Lewandowski demite diretor de presídio em Mossoró

Humberto Gleidson Fontenele Alencar era o diretor da instituição penal e assim como os demais diretores, estava afastado de suas funções desde a fuga dos prisioneiros da unidade

Lewandowski demite diretor de presídio em Mossoró
Foto: Depen/Divulgação

Depois da fuga de dois prisioneiros, ocorrida em 14 de fevereiro, no Rio Grande do Norte, o ministro da Justiça, Ricardo Lewandowski demitiu toda a diretoria da Penitenciária Federal de Segurança Máxima de Mossoró. A medida foi publicada nesta sexta-feira (5), no Diário Oficial da União (DOU).

Humberto Gleidson Fontenele Alencar era o diretor da instituição penal e assim como os demais diretores, estava afastado de suas funções desde a fuga dos prisioneiros da unidade. A captura foi noticiada nesta quinta-feira (4), pelo Ministério da Justiça. São 50 dias das fugas de Deibson Nascimento e Rogério Mendonça e mais quatro pessoas, localizadas pela Polícia Federal (PF).

O grupo foi localizado em Marabá, no estado do Pará, cerca de 1600 km do local da fuga. Mesmo portando um fuzil, os fugitivos não reagiram à prisão. Os detentos são integrantes da facção Comando Vermelho (CV) e considerados de alta periculosidade pelos agentes penitenciários. As investigações iniciais indicam que os fugitivos estavam em rota de fuga para o exterior, segundo o ministro da Justiça e Segurança Pública, Ricardo Lewandowski.

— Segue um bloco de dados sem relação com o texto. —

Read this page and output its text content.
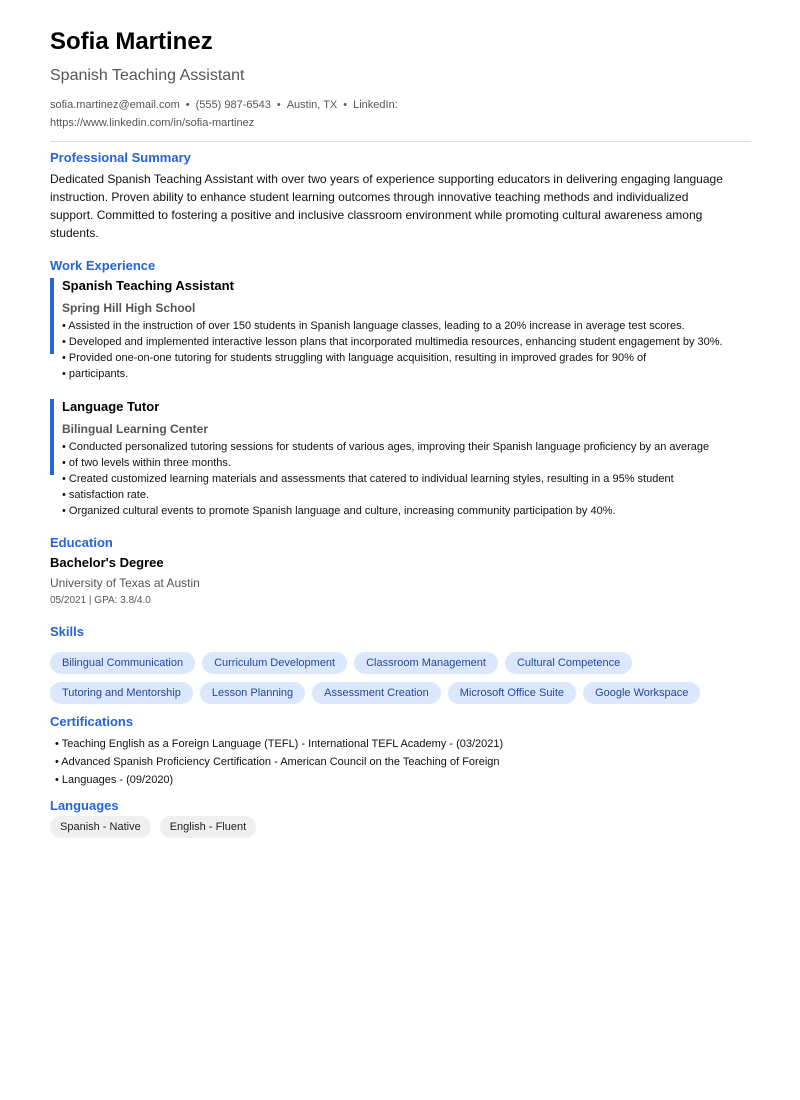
Sofia Martinez
Spanish Teaching Assistant
sofia.martinez@email.com • (555) 987-6543 • Austin, TX • LinkedIn:
https://www.linkedin.com/in/sofia-martinez
Professional Summary
Dedicated Spanish Teaching Assistant with over two years of experience supporting educators in delivering engaging language
instruction. Proven ability to enhance student learning outcomes through innovative teaching methods and individualized
support. Committed to fostering a positive and inclusive classroom environment while promoting cultural awareness among
students.
Work Experience
Spanish Teaching Assistant
Spring Hill High School
• Assisted in the instruction of over 150 students in Spanish language classes, leading to a 20% increase in average test scores.
• Developed and implemented interactive lesson plans that incorporated multimedia resources, enhancing student engagement by 30%.
• Provided one-on-one tutoring for students struggling with language acquisition, resulting in improved grades for 90% of
• participants.
Language Tutor
Bilingual Learning Center
• Conducted personalized tutoring sessions for students of various ages, improving their Spanish language proficiency by an average
• of two levels within three months.
• Created customized learning materials and assessments that catered to individual learning styles, resulting in a 95% student
• satisfaction rate.
• Organized cultural events to promote Spanish language and culture, increasing community participation by 40%.
Education
Bachelor's Degree
University of Texas at Austin
05/2021 | GPA: 3.8/4.0
Skills
Bilingual Communication	Curriculum Development	Classroom Management	Cultural Competence
Tutoring and Mentorship	Lesson Planning	Assessment Creation	Microsoft Office Suite	Google Workspace
Certifications
• Teaching English as a Foreign Language (TEFL) - International TEFL Academy - (03/2021)
• Advanced Spanish Proficiency Certification - American Council on the Teaching of Foreign
• Languages - (09/2020)
Languages
Spanish - Native	English - Fluent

O grupo estava em um comboio formado por 3 carros, 6 pessoas em um fuzil quando foi preso. Eles serão devolvidos à unidade penitenciária de Mossoró, que passou por reformas após a fuga. O local teve a segurança reforçada e a instalação de 10 mil novas câmeras. Os dois fugitivos ficarão em celas individuais com revistas diárias, segundo informações do ministério.

Ao menos 500 agentes se envolveram nas buscas, incluindo 11 militares da Força Nacional, em um grupo formado por policiais federais, rodoviários, penais e militares de 5 Estados. Foram presas 14 pessoas por terem auxiliado na fuga que durou exatos 50 dias.

Na quinta-feira (4), o ministro da Justiça e Segurança pública, Lewandowski negou ter sido pressionado pelo presidente Luiz Inácio Lula da Silva (PT) para recapturar os detentos. A fuga é algo inédito em um presídio federal de segurança máxima e foram constatadas uma série de falhas na segurança do local, com 160 câmeras danificadas ou com a imagem ruim no momento da fuga.

O MJ instaurou investigações internas, deslocando equipes técnicas para vistoria do local e anunciou melhorias para fortalecer o sistema de segurança em 5 penitenciárias federais do país.